Søren Berg (born 15 May 1976) is a Danish retired professional footballer. He has been capped twice for the Denmark national football team.

==Club career==
Berg was born in Odense, Denmark, and started his career at Danish amateur clubs, before he moved to top-flight club Odense BK in the Danish Superliga in 2000. Playing as either a right winger or striker, he was part of the Odense team that won the 2002 Danish Cup, and he made his debut for the Danish national team in April 2003. After a successful 2005–06 season, where he was called up for his second Danish national team game in March 2006, he attracted the interest of Norwegian team Viking FK. He was spotted in Stavanger by a journalist, where he received a contract offer from the Norwegian club.

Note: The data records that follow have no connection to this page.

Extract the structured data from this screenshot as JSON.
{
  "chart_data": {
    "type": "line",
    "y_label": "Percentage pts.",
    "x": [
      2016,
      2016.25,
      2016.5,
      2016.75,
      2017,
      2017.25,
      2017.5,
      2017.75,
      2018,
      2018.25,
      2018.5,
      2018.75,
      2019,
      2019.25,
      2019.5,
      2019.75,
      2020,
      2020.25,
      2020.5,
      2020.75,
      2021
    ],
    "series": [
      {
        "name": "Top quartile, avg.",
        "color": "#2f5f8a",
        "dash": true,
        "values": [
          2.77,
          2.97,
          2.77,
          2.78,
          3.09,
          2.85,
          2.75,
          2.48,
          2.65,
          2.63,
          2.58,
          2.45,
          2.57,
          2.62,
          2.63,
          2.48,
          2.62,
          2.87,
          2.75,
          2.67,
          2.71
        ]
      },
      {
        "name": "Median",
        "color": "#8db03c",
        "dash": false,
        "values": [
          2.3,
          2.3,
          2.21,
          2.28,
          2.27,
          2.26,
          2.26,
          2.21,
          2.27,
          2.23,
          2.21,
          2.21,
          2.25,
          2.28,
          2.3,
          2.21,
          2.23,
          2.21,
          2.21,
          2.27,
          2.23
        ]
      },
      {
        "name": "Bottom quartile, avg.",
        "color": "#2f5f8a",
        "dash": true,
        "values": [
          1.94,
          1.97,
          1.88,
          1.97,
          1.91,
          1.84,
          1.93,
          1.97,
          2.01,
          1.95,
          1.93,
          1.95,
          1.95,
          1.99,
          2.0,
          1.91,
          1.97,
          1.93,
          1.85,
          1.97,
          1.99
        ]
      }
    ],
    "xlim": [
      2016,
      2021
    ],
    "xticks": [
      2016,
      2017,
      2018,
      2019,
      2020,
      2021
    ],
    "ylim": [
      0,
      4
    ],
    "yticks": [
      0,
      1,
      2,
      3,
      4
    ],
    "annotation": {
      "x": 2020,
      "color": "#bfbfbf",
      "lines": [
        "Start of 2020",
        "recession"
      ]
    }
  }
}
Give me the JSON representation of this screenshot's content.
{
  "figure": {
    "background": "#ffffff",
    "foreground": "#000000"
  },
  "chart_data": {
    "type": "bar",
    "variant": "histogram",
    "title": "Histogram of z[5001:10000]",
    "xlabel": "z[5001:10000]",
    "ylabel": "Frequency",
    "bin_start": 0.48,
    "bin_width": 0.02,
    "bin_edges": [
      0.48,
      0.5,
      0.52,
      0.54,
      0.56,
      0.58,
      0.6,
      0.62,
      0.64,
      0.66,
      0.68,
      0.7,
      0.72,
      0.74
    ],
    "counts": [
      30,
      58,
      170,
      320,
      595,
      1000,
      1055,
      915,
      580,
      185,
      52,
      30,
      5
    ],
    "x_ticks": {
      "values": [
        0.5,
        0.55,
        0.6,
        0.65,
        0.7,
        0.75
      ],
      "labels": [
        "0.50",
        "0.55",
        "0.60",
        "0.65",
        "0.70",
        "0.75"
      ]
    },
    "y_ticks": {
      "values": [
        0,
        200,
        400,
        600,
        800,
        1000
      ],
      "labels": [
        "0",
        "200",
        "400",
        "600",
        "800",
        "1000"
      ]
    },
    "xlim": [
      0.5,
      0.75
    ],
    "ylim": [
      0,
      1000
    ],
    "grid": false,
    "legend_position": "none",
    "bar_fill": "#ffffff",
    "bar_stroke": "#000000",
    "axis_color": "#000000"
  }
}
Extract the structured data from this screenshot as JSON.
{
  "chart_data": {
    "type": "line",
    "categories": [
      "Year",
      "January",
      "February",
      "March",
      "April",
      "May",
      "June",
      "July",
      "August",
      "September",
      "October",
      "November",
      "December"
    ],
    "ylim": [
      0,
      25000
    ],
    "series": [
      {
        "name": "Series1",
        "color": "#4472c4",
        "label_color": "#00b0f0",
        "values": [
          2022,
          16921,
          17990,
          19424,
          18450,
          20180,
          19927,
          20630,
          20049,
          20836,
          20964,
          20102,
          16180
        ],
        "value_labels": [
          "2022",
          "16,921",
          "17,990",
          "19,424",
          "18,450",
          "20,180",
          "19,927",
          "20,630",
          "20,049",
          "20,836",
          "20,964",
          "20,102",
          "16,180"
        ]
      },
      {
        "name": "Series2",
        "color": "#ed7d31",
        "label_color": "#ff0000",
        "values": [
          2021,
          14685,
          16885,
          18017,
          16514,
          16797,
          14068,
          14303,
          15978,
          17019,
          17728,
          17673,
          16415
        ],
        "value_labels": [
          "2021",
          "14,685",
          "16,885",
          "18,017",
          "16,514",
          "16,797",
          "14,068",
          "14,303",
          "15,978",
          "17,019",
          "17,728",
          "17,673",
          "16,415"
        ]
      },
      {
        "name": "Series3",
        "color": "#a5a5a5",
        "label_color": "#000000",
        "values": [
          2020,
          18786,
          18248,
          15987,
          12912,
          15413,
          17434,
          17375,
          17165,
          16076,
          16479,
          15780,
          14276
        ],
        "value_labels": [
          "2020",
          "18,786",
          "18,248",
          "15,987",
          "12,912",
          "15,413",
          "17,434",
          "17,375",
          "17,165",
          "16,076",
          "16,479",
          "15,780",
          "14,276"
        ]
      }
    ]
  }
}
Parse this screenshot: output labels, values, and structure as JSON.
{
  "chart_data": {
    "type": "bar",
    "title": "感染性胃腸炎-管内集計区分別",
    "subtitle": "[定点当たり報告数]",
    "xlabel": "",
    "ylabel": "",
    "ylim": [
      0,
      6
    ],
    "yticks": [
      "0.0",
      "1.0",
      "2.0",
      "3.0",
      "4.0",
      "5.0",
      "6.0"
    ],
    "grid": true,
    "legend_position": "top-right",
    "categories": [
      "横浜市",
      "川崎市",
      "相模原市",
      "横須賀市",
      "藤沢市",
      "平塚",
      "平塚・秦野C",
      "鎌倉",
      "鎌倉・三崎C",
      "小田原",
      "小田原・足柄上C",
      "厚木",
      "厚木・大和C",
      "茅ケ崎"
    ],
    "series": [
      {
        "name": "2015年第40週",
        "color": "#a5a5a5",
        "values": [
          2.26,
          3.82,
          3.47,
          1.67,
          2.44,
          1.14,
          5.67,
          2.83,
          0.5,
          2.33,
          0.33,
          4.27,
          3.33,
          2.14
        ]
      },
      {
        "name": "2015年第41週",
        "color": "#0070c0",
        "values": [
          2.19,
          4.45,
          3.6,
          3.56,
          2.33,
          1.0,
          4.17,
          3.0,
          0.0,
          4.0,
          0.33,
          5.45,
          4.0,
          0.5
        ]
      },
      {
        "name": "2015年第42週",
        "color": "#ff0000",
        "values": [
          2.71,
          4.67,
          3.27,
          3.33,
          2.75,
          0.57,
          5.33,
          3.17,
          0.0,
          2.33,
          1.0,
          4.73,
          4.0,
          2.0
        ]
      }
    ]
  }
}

On 6 June 2006, it was reported that Berg had accepted the contract offer. and the club confirmed the signing three days later.

===Randers FC===
However, in the 2007–08 season, in January, Berg decided to move back to Denmark because he liked the Danish play style better than the style in Norway. He signed a three-year binding contract with the Danish SAS liga club Randers FC.

Berg made his first appearance for Randers in the Danish Cup quarter finals where he was in the starting line forming an attack duo with the also newly arrived teammate Marc Nygaard but was forced off the pitch soon after the start whistle due to an injury in his back. However the injury was not serious and Berg was back on the field the next week.

Berg scored his first goal for Randers FC on 19 April 2009. Despite criticism from the media, stating that Berg had not fulfilled the high expectations that was given to him after his transfer to Randers FC, he succeeded in scoring the winning goal against Brondby IF in a 2–1 victory. This result placed Randers FC at sixth place in the Danish Superliga.

===AGF===
On 7 December 2010, Berg signed a contract for two years with AGF.

===FC Vestsjælland===
In January 2013, Berg signed a 1 1/2-year contract with FC Vestsjælland.
In his first season with FCV, the club got promoted to the Danish Superliga.